Atualmente está estabelecida em imóvel alugado com espaço insuficiente para instalar novo
maquinário. Por essa razão, solicitou ao Município um local adequado para construir seu próprio
galpão e atender a demanda crescente por seus produtos e serviços.
Em sendo autorizada a concessão, a empresa deverá construir e iniciar suas atividades no local
no período máximo de 18 meses, a contar da assinatura do contrato de concessão.
Com essas justificativas, aguardamos que os vereadores votem e aprovem a presente
proposição de lei.
Atenciosamente.
EUGÊNIO PINTO
Prefeito Municipal
COMISSÃO DE JUSTIÇA E REDAÇÃO
RELATÓRIO
AO PROJETO DE LEI Nº. 73/2010
Gleison Fernandes de Faria
Presidente/Relator da Comissão
Tendo esta Comissão, recebido na data de 25 de agosto de 2010, por parte da Secretaria Legislativa da Câmara Municipal, a remessa do Projeto de Lei nº. 73/10, de 13 de Agosto de 2010, nesta Casa registrado
sob o nº 73/2010, que autoriza a concessão de Direito Real de Uso de imóvel para os fins e nas condições
que menciona e dá outras providências e, tendo o Presidente desta Comissão avocado para si a relatoria da
presente mensagem de Lei com o fim de relatar sobre a matéria em apreço, passa-se a expor as seguintes
considerações:
• Preliminarmente, em que pese a proposição ora em tramitação estar dentro do princípio da Legalidade, especialmente no que tange ao cumprimento das normas regimentais desta Casa de Leis, tendo sido instruída
com toda documentação pertinente, somos de entendimento que a matéria deve ser submetida de forma criteriosa à apreciação plenária.
• Entretanto, observado o conteúdo do requerimento inserido às fls. 36 a 38, instruído com a documentação
de fls. 39 a 48, protocolizado nesta Casa na data de 02/09/2010, às 10:45 hs sob o nº 4.824, temos que a pessoa jurídica Real Locadora Industria e Comércio de Sinucas e Games Ltda., trouxe-nos à baila comprovação
de que a área de terreno objeto da presente doação, teria sido objeto de igual teor através da Lei nº 4.220 datada de 10 de julho de 2007, bem assim, objeto de notificação administrativa e extinção de concessão através da Portaria nº 08 datada de 07 de abril de 2010, lavrada pelo sr.

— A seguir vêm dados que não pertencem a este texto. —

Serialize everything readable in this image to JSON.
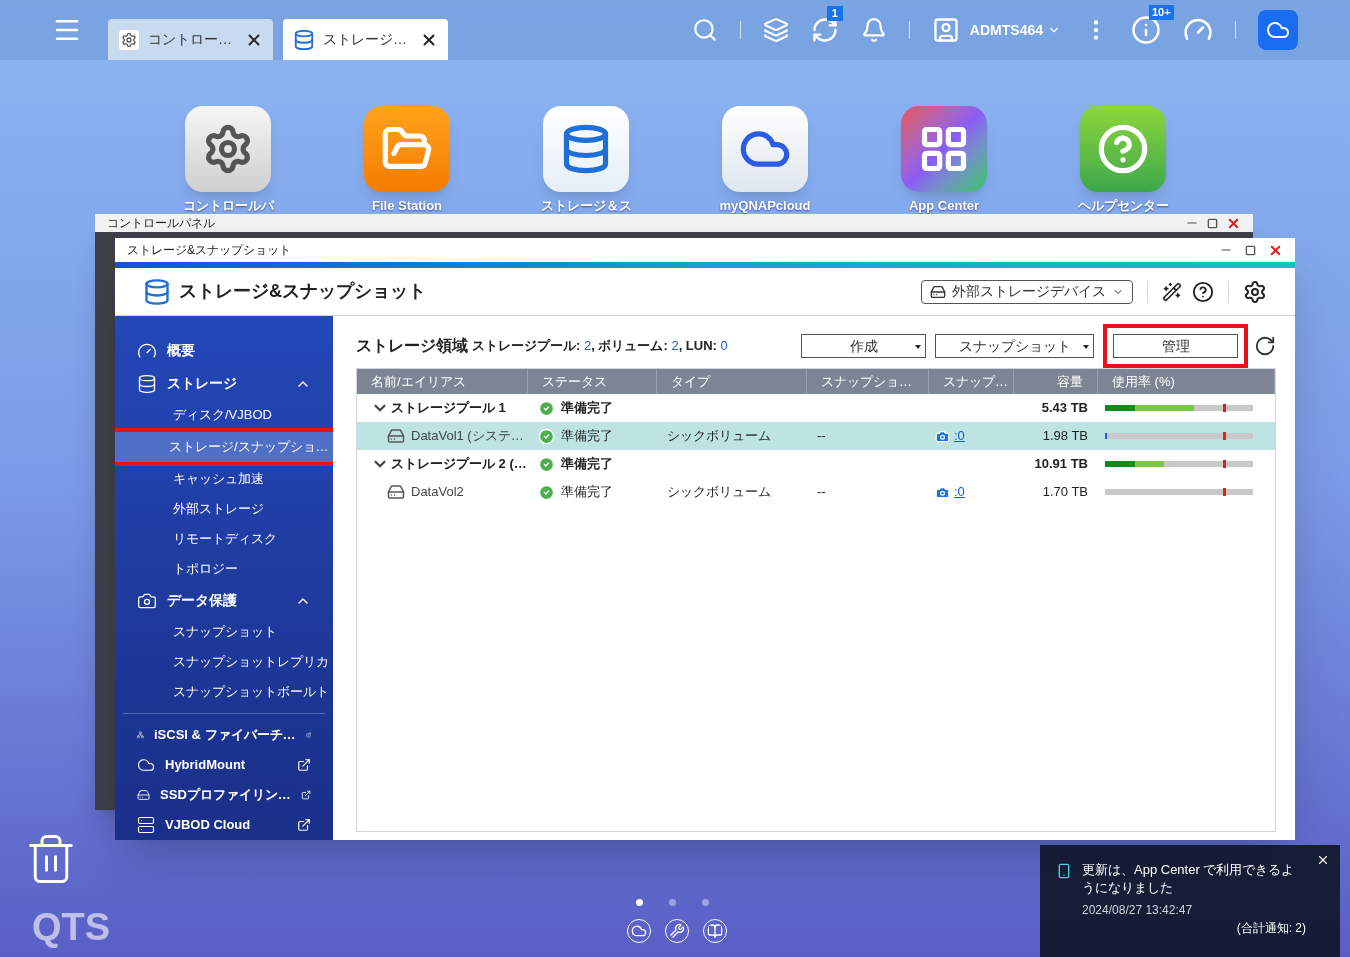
{
  "taskbar": {
    "tabs": [
      {
        "label": "コントロー…",
        "selected": false
      },
      {
        "label": "ストレージ…",
        "selected": true
      }
    ],
    "sync_badge": "1",
    "user": "ADMTS464",
    "info_badge": "10+"
  },
  "desktop_icons": [
    {
      "label": "コントロールパ",
      "kind": "settings"
    },
    {
      "label": "File Station",
      "kind": "folder"
    },
    {
      "label": "ストレージ＆ス",
      "kind": "storage"
    },
    {
      "label": "myQNAPcloud",
      "kind": "cloud"
    },
    {
      "label": "App Center",
      "kind": "apps"
    },
    {
      "label": "ヘルプセンター",
      "kind": "help"
    }
  ],
  "back_window": {
    "title": "コントロールパネル"
  },
  "window": {
    "title": "ストレージ&スナップショット",
    "app_title": "ストレージ&スナップショット",
    "device_menu": "外部ストレージデバイス"
  },
  "sidebar": {
    "items": [
      {
        "kind": "group",
        "label": "概要"
      },
      {
        "kind": "group",
        "label": "ストレージ",
        "expanded": true,
        "children": [
          {
            "label": "ディスク/VJBOD",
            "selected": false,
            "annotated": false
          },
          {
            "label": "ストレージ/スナップショ…",
            "selected": true,
            "annotated": true
          },
          {
            "label": "キャッシュ加速",
            "selected": false,
            "annotated": false
          },
          {
            "label": "外部ストレージ",
            "selected": false,
            "annotated": false
          },
          {
            "label": "リモートディスク",
            "selected": false,
            "annotated": false
          },
          {
            "label": "トポロジー",
            "selected": false,
            "annotated": false
          }
        ]
      },
      {
        "kind": "group",
        "label": "データ保護",
        "expanded": true,
        "children": [
          {
            "label": "スナップショット",
            "selected": false,
            "annotated": false
          },
          {
            "label": "スナップショットレプリカ",
            "selected": false,
            "annotated": false
          },
          {
            "label": "スナップショットボールト",
            "selected": false,
            "annotated": false
          }
        ]
      },
      {
        "kind": "divider"
      },
      {
        "kind": "external",
        "label": "iSCSI & ファイバーチ…"
      },
      {
        "kind": "external",
        "label": "HybridMount"
      },
      {
        "kind": "external",
        "label": "SSDプロファイリン…"
      },
      {
        "kind": "external",
        "label": "VJBOD Cloud"
      }
    ]
  },
  "content": {
    "title": "ストレージ領域",
    "summary": [
      {
        "label": "ストレージプール:",
        "value": "2"
      },
      {
        "label": ", ボリューム:",
        "value": "2"
      },
      {
        "label": ", LUN:",
        "value": "0"
      }
    ],
    "buttons": [
      {
        "label": "作成",
        "dropdown": true,
        "annotated": false
      },
      {
        "label": "スナップショット",
        "dropdown": true,
        "annotated": false
      },
      {
        "label": "管理",
        "dropdown": false,
        "annotated": true
      }
    ],
    "table": {
      "columns": [
        "名前/エイリアス",
        "ステータス",
        "タイプ",
        "スナップショ…",
        "スナップ…",
        "容量",
        "使用率 (%)"
      ],
      "rows": [
        {
          "kind": "pool",
          "name": "ストレージプール 1",
          "expanded": true,
          "status": "準備完了",
          "capacity": "5.43 TB",
          "selected": false,
          "usage": [
            {
              "kind": "data",
              "level": 0.2
            },
            {
              "kind": "snapshot",
              "level": 0.4
            }
          ],
          "threshold": {
            "level": 0.8
          }
        },
        {
          "kind": "volume",
          "name": "DataVol1 (システ…",
          "status": "準備完了",
          "type": "シックボリューム",
          "snap_col": "--",
          "snap_count": ":0",
          "capacity": "1.98 TB",
          "selected": true,
          "usage": [
            {
              "kind": "volume",
              "level": 0.01
            }
          ],
          "threshold": {
            "level": 0.8
          }
        },
        {
          "kind": "pool",
          "name": "ストレージプール 2 (…",
          "expanded": true,
          "status": "準備完了",
          "capacity": "10.91 TB",
          "selected": false,
          "usage": [
            {
              "kind": "data",
              "level": 0.2
            },
            {
              "kind": "snapshot",
              "level": 0.2
            }
          ],
          "threshold": {
            "level": 0.8
          }
        },
        {
          "kind": "volume",
          "name": "DataVol2",
          "status": "準備完了",
          "type": "シックボリューム",
          "snap_col": "--",
          "snap_count": ":0",
          "capacity": "1.70 TB",
          "selected": false,
          "usage": [],
          "threshold": {
            "level": 0.8
          }
        }
      ]
    }
  },
  "pager": [
    {
      "selected": true
    },
    {
      "selected": false
    },
    {
      "selected": false
    }
  ],
  "brand": "QTS",
  "notification": {
    "message": "更新は、App Center で利用できるようになりました",
    "time": "2024/08/27 13:42:47",
    "total": "(合計通知: 2)"
  }
}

Adriano Machado Diniz, Secretário Municipal de Administração, tendo-se em vista o descumprimento de cláusulas do contrato de concessão, especialmente o conteúdo da cláusula 7º do instrumento afim, que havia conferido o prazo de 12 meses para
transferência do endereço da sede e início de atividades, cujo prazo se expirou em 27 de agosto de 2008.

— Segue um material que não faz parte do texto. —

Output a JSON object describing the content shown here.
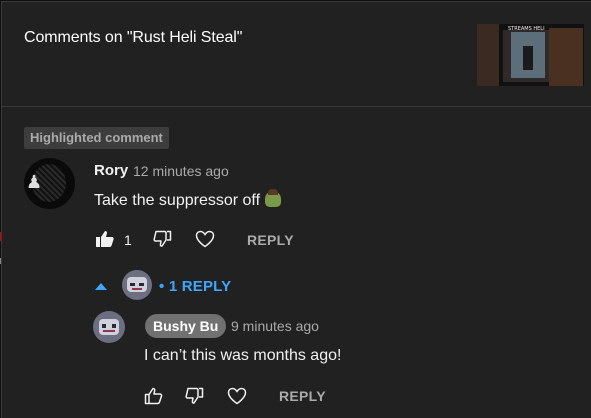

• De posse das informações referidas em linhas transatas, este Presidente/relator com o apoiamento da maioria dos vereadores desta Casa, encaminhou requerimento ao Presidente deste Legislativo, pugnando no sentido de que oficiasse ao Chefe do Executivo local, rogando-lhe o beneplácito da concessão de novo prazo
para que a empresa Real Locadora Industria e Comércio de Sinucas e Games Ltda., restasse beneficiada,
com novo prazo para cumprimento das cláusulas de concessão de uso, no tocante ao imóvel em apreço e em
contra partida, que se atendesse também o interesse da empresa de usinagem J.A. Itaúna Ltda., concedendolhe outra área de terreno da municipalidade, posto que seu objetivo empresarial e a oportunidade de geração
de empregos é nobre e merecia o respeito devido.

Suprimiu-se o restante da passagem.